# Temperaturen Coolermaster  Nepton 120XL in Ordnung?



## StarGer (28. November 2014)

Abend, ich habe seit heute die Coolermaster  Nepton 120XL. 

Alles eingebaut und gleich mal gestestet: 

Auf einem i5 4670K@4,0 Ghz bekomme ich im IDLE um die 32°C, unter Prime 95 hält sich die Temperatur bei 77°C für kurze Zeit, steigt dann aber auf bis 90°C an.

Hatte vorher einen Artic Freezer 13 mit ähnlichen IDLE Temperaturen, welcher jedoch sehr schnell auf 90°C+ anstieg.

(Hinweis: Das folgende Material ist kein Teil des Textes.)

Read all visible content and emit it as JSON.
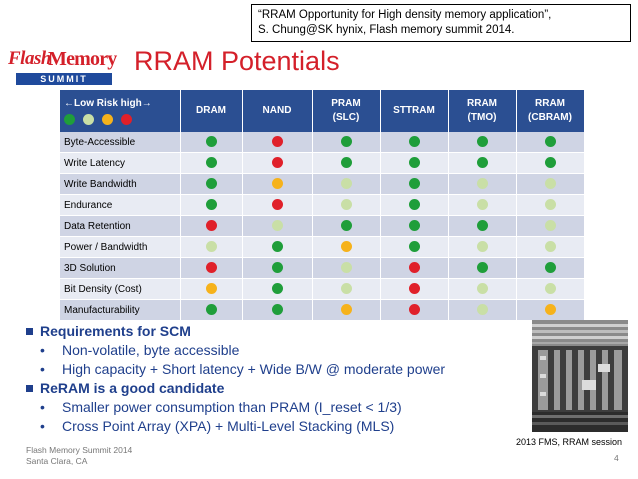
{
  "citation": {
    "line1": "“RRAM Opportunity for High density memory application”,",
    "line2": "S. Chung@SK hynix, Flash memory summit 2014."
  },
  "logo": {
    "flash": "Flash",
    "memory": "Memory",
    "summit": "SUMMIT"
  },
  "title": "RRAM Potentials",
  "table": {
    "risk_header": "←Low  Risk  high→",
    "risk_levels": [
      "green",
      "light-green",
      "yellow",
      "red"
    ],
    "columns": [
      {
        "line1": "DRAM",
        "line2": ""
      },
      {
        "line1": "NAND",
        "line2": ""
      },
      {
        "line1": "PRAM",
        "line2": "(SLC)"
      },
      {
        "line1": "STTRAM",
        "line2": ""
      },
      {
        "line1": "RRAM",
        "line2": "(TMO)"
      },
      {
        "line1": "RRAM",
        "line2": "(CBRAM)"
      }
    ],
    "rows": [
      {
        "label": "Byte-Accessible",
        "ratings": [
          "green",
          "red",
          "green",
          "green",
          "green",
          "green"
        ]
      },
      {
        "label": "Write Latency",
        "ratings": [
          "green",
          "red",
          "green",
          "green",
          "green",
          "green"
        ]
      },
      {
        "label": "Write Bandwidth",
        "ratings": [
          "green",
          "yellow",
          "light-green",
          "green",
          "light-green",
          "light-green"
        ]
      },
      {
        "label": "Endurance",
        "ratings": [
          "green",
          "red",
          "light-green",
          "green",
          "light-green",
          "light-green"
        ]
      },
      {
        "label": "Data Retention",
        "ratings": [
          "red",
          "light-green",
          "green",
          "green",
          "green",
          "light-green"
        ]
      },
      {
        "label": "Power / Bandwidth",
        "ratings": [
          "light-green",
          "green",
          "yellow",
          "green",
          "light-green",
          "light-green"
        ]
      },
      {
        "label": "3D Solution",
        "ratings": [
          "red",
          "green",
          "light-green",
          "red",
          "green",
          "green"
        ]
      },
      {
        "label": "Bit Density (Cost)",
        "ratings": [
          "yellow",
          "green",
          "light-green",
          "red",
          "light-green",
          "light-green"
        ]
      },
      {
        "label": "Manufacturability",
        "ratings": [
          "green",
          "green",
          "yellow",
          "red",
          "light-green",
          "yellow"
        ]
      }
    ]
  },
  "colors": {
    "green": "#1f9e3a",
    "light-green": "#c9dfa6",
    "yellow": "#f6b21b",
    "red": "#e0202a",
    "header_bg": "#2b4f92",
    "bullet_text": "#1f3f8c",
    "title": "#d4202a"
  },
  "bullets": [
    {
      "text": "Requirements for SCM",
      "subs": [
        "Non-volatile, byte accessible",
        "High capacity + Short latency + Wide B/W @ moderate power"
      ]
    },
    {
      "text": "ReRAM is a good candidate",
      "subs": [
        "Smaller power consumption than PRAM (I_reset < 1/3)",
        "Cross Point Array (XPA) + Multi-Level Stacking (MLS)"
      ]
    }
  ],
  "photo_caption": "2013 FMS, RRAM session",
  "footer": {
    "line1": "Flash Memory Summit 2014",
    "line2": "Santa Clara, CA"
  },
  "page_number": "4"
}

Angeschlossen habe ich die Pumpe auf CPUFAN1 (2500 RPM laut BIOS, nicht regelbar) und die zwei Lüfter auf CPUFAN2 (900-2200 RPM).

Die Frage ist: 

Ist dass die max. Drehzahl der Pumpe, weder in der Anleitung noch auf der Webseite finde ich eine Drehzahlangabe?
Kann es sein dass das Mainboard auf CPUFAN1 keine vollen 12V ausgibt und somit die Pumpe nicht voll läuft?


----------



## Goyoma (28. November 2014)

Hallo,

Die Temps sehen für eine solche WaKü recht normal aus, unter Spielelast wird er ja so oder so nicht heiß wie bei P95.

DU kannst ja mal die Beiden Kabel bzw die der Pumpe und der Lüfter an die jeweils anderen CPU Fan Connectors auf dem Board stecken und sehen wie sich die Temps dann verhalten.


----------